Let’s consider the whole “chaos is freedom” principle and apply it to personal development. James Allen, British philosopher and author, once said, “circumstances do not make the man, they reveal him.” Bottom line: It’s not success that defines your success, and nor is it failure. Instead, it’s how you respond to failure that sets your path. That’s why chaos is freedom. Because in chaos lies choice.
2. Suffer in silence.
I remember sitting in a car in Iraq with three other members of my team, with one being the team leader (who was sitting in back, incidentally), complaining about recent decisions. You know, the typical workplace gripes that everybody complains about. After about 10 minutes of purely unconstructive conversation, one of the guys finally asked our team leader, “what do you think about all this?” The team leader replied, “Uh uh. Complaints go up. Not down.”
Our team leader was suffering in silence because he knew that some things just need to come from the horse’s (the organizational leader’s) mouth. The same is true in everyday life. You hear people complain, criticize or find fault with things that don’t coincide with their beliefs, how they would do things, or what they know to be the facts. There’s a time and place to share your opinion, just as there is a time to withhold it.
In BUD/S (Basic Underwater Demolition SEAL Training), it was impossible to know who would successfully make it through, but you could certainly tell who wouldn’t. It was always the loudmouths, the ones who had to tell everybody about how great they are (because they didn’t demonstrate it themselves) who quit. Suffering in silence is a superpower. People who suffer in silence don’t talk less, they just talk less about themselves.

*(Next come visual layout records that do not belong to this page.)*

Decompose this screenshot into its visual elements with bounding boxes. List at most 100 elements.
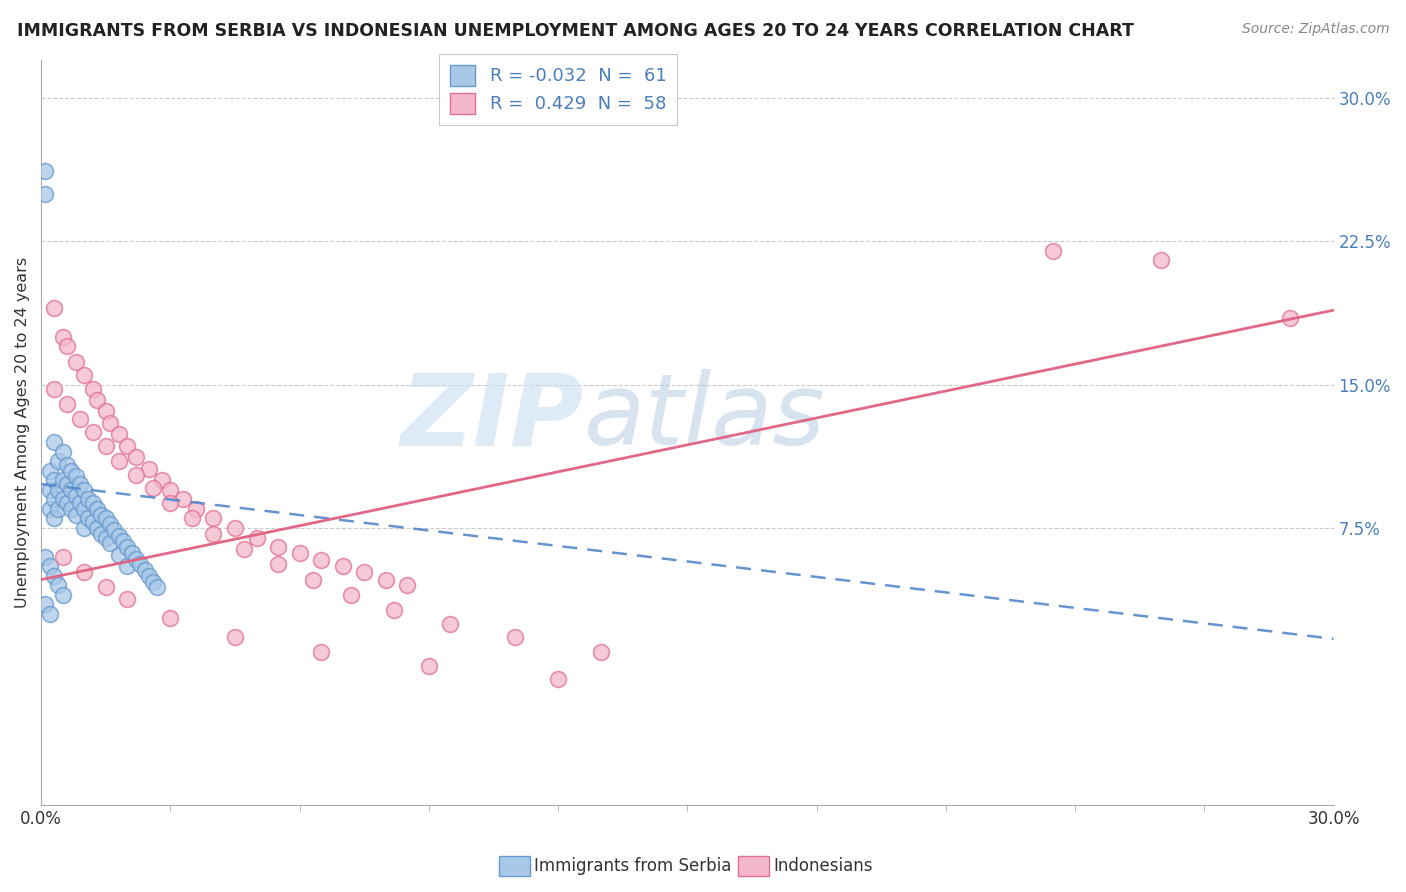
Point: [353, 565, 375, 579]
Point: [42, 301, 65, 316]
Point: [159, 611, 181, 625]
Point: [69, 412, 91, 426]
Point: [98, 517, 121, 532]
Point: [591, 645, 613, 659]
Point: [150, 473, 173, 487]
Point: [202, 526, 225, 541]
Point: [46, 454, 69, 468]
Point: [69, 477, 91, 491]
Point: [38, 464, 60, 478]
Point: [146, 580, 169, 594]
Point: [34, 598, 56, 612]
Point: [129, 558, 152, 572]
Point: [86, 521, 108, 535]
Point: [224, 630, 246, 644]
Point: [301, 573, 323, 587]
Point: [56, 339, 79, 353]
Point: [42, 435, 65, 450]
Point: [98, 536, 121, 550]
Point: [172, 492, 194, 507]
Point: [60, 502, 83, 516]
Point: [142, 481, 165, 495]
Point: [82, 516, 104, 530]
Text: Source: ZipAtlas.com: Source: ZipAtlas.com: [1241, 22, 1389, 37]
Point: [382, 603, 405, 617]
Point: [1150, 253, 1173, 268]
Point: [439, 616, 461, 631]
Point: [65, 489, 87, 503]
Point: [65, 469, 87, 483]
Point: [82, 382, 104, 396]
Point: [90, 526, 112, 541]
Point: [34, 549, 56, 564]
Point: [56, 397, 79, 411]
Point: [374, 573, 396, 587]
Point: [245, 531, 267, 545]
Point: [34, 186, 56, 201]
Point: [52, 473, 75, 487]
Point: [42, 473, 65, 487]
Point: [309, 553, 332, 567]
Point: [73, 483, 96, 497]
Text: atlas: atlas: [583, 369, 825, 466]
Point: [77, 511, 100, 525]
Point: [60, 464, 83, 478]
Point: [142, 574, 165, 589]
Point: [73, 368, 96, 383]
Point: [86, 392, 108, 407]
Point: [82, 496, 104, 510]
Point: [107, 427, 129, 442]
Text: Immigrants from Serbia: Immigrants from Serbia: [534, 857, 731, 875]
Text: IMMIGRANTS FROM SERBIA VS INDONESIAN UNEMPLOYMENT AMONG AGES 20 TO 24 YEARS CORR: IMMIGRANTS FROM SERBIA VS INDONESIAN UNE…: [17, 22, 1133, 40]
Legend: R = -0.032  N =  61, R =  0.429  N =  58: R = -0.032 N = 61, R = 0.429 N = 58: [439, 54, 678, 125]
Point: [332, 559, 354, 574]
Text: Indonesians: Indonesians: [773, 857, 873, 875]
Point: [46, 502, 69, 516]
Point: [117, 559, 139, 574]
Point: [125, 467, 148, 482]
Point: [73, 502, 96, 516]
Point: [503, 630, 526, 644]
Point: [107, 548, 129, 562]
Point: [73, 565, 96, 579]
Point: [180, 511, 202, 525]
Point: [38, 607, 60, 621]
Point: [138, 462, 160, 476]
Point: [186, 502, 208, 516]
Point: [94, 580, 117, 594]
Point: [94, 404, 117, 418]
Point: [94, 511, 117, 525]
Point: [125, 450, 148, 465]
Point: [288, 546, 311, 560]
Point: [107, 454, 129, 468]
Point: [38, 502, 60, 516]
Point: [159, 483, 181, 497]
Point: [65, 355, 87, 369]
Point: [1279, 310, 1302, 325]
Point: [309, 645, 332, 659]
Point: [77, 492, 100, 507]
Point: [42, 492, 65, 507]
Point: [46, 483, 69, 497]
Point: [117, 591, 139, 606]
Point: [159, 496, 181, 510]
Text: ZIP: ZIP: [401, 369, 583, 466]
Point: [1042, 244, 1064, 258]
Point: [396, 578, 419, 592]
Point: [52, 330, 75, 344]
Point: [52, 492, 75, 507]
Point: [121, 546, 143, 560]
Point: [38, 483, 60, 497]
Point: [202, 511, 225, 525]
Point: [224, 521, 246, 535]
Point: [52, 588, 75, 602]
Point: [60, 483, 83, 497]
Point: [232, 541, 254, 556]
Point: [103, 523, 125, 537]
Point: [52, 444, 75, 458]
Point: [134, 563, 156, 577]
Point: [94, 439, 117, 453]
Point: [73, 521, 96, 535]
Point: [46, 578, 69, 592]
Point: [65, 508, 87, 522]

It’s easy to hop on the Complain Train Express when it’s such a natural part of life. Don’t do it, because that’s one train nobody needs to board. Set your character apart. Do better by being better.
3. Adapt.
It’s an old cliche that change is the only constant, but it’s true. What this really means is that you have two choices: to adapt now and stay competitive, or adapt later after becoming irrelevant and try to become competitive again. My recommendation is for the former. Blockbuster, Pan Am airlines, Kodak and myriad other companies chose the latter and we all know how well that worked out for them. The beauty about adaptability is that it’s something you can control. Like many things in life, there’s always something you can control, and that “something” is choice.
If you’re tired of getting the same results, try something new. Embrace newness. Doing what has always worked is a great way to ensure that you won’t be doing it for very long.